You’ve done the training and got the fitness but decide at the last minute to quit the race. Seems strange to sacrifice a finisher medal when you’re fully prepared, right?

In most circumstances we’d consider this attitude to be strange. However, as financial institutions adapt their business processes to Basel III liquidity requirements (such as BCBS 239), many fail to make it over the finish line and leverage the vast amount of aggregated data, beyond what is required for basic regulatory purposes.

In this article, we use the Liquidity Coverage Ratio (LCR) to explore how financial institutions can better utilise their data. Check back here for one of our earlier articles, to see how it’s calculated.

Preparation is the key to a successful race

To accurately calculate LCR, a bank is required to gather granular data relating to all open transactions as well as off-balance sheet exposures. Unsurprisingly, the process of gathering, interpreting, cleaning and monitoring this much data is operationally demanding. Just like athletes carrying out a training programme, banks who complete this exercise are often fatigued.

Akin to sport, what differentiates the high performer from the average competitor is the ability to push past the feeling of exhaustion and capitalise on effort.

Financial institutions must seize the opportunity to transform the vast amount of daily data they are collecting into valuable business insights.

To put this into context, financial institutions must seize the opportunity to transform the vast amount of daily data they are collecting into valuable business insights. Nowhere is data aggregation and value creation opportunity more critical than in central treasury (or equivalent).

There are many ways that this concept can be demonstrated. However, in this article we illustrate (by means of a simple example) the extent to which liquidity costs can be reduced by simply understanding the data and making small adjustments.

Analyse & adjust your training to improve your performance

Before we go on it’s worth noting that, like a tailored training programme, each organisation is different and no one-size-fits-all approach exists. Therefore, we encourage firms to explore their own unique circumstances, balance sheets and client compositions in order to determine the most effective way to benefit from this idea.

Let’s imagine company A – a large non-financial corporate client who has an assumed available overdraft facility of £1m. Under Basel III a £1m overdraft[1] will typically require the bank to hold High Quality Liquid Assets (HQLA) equivalent to 30% of the undrawn amount of the overdraft (after the required haircuts for Level 2 assets have been applied).

In the base case, assuming a mix of level 1 and level 2 assets, the bank would need to set aside approximately £360,000 of liquid assets to satisfy the requirements imposed by Basel III (assuming it holds the maximum allowable amount of Level 2a and Level 2b assets)[2].

If however, the bank has an awareness of customer behaviour and can derive business insights from this information, they could be faced with an opportunity to reduce their current holding of HQLA and costs associated with setting aside this capital.

For this example, let’s assume that company A is a large retailer and is subject to highly seasonal peaks and troughs in its cashflow. Specifically, we’ll assume their cashflow follows the average for a UK retailer: in the last month of each quarter revenues are at least 20% greater than in the remaining months.

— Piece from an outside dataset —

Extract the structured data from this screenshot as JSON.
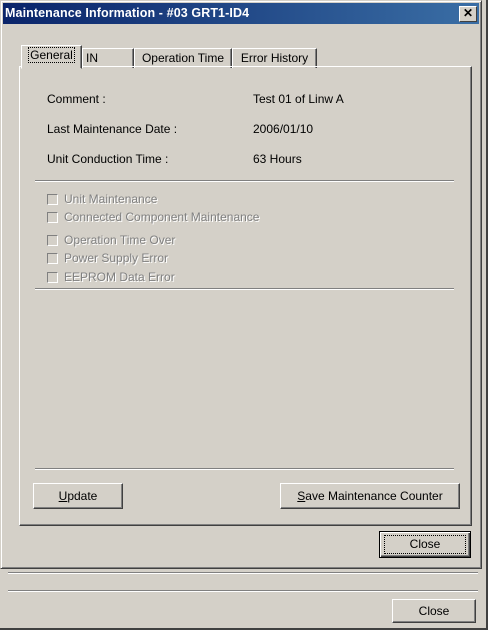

If we can demonstrate that behaviour is consistent and predictable for company A, then we can apply the insight to the calculation of estimated outflows[3]. To quantify this, if we can reliably forecast that a liquidity facility will not be required in March, June, September and December, and we model this as a 50% reduction in estimated outflows (to be conservative), then the bank can generate a c.17% reduction in the average amount of HQLA required to be held by the bank for company A.

The theory of marginal gains

Of course, this is just one simple example. However, the idea of making small incremental changes to something to produce an overall improvement is not a new one. In fact, many athletes adopt this ‘marginal gains’ mentality by making minor improvements to their lifestyles on and off the track. This is with the intention of producing an overall improvement to performance.

Using this theory, a bank can optimise net outflows against the cap and reduce the burden on their HQLA. This is done by making ‘marginal gains’ to forecasted outflows based on behavioural assumptions and scaling these up across the bank’s entire book of products. As an additional and consequential benefit, this optimisation provides positive signals to the market and can reduce the overall cost of these instruments, therefore providing significant savings.

To put this into perspective, if each of the top four UK high street lenders were able to reduce their HQLA by even half of the 17% we calculated in the above example, on average they could realise a cost saving of approximately £360 million per year.

To put this into perspective, if each of the top four UK high street lenders were able to reduce their HQLA by even half of the 17% we calculated in the above example, on average they could realise a cost saving of approximately £360 million per year,[4].

Fail to prepare, prepare to fail

Although the calculation of LCR is neither complicated nor time consuming, the amount of effort and preparation that goes into collecting and cleaning transaction level data is huge. We have worked alongside several banks during this process and understand the temptation to overlook or descope the analytics that unlock the potential that this data has. However, we also understand the dangers of ignoring its potential.

We help our clients on the journey to understand how their data can be used to reduce HQLA – and deliver much more. If your competitors are already thinking about this, don’t be the last one out of the starting blocks. Our advice to businesses: use your data more efficiently to reduce your organisation’s liquidity costs.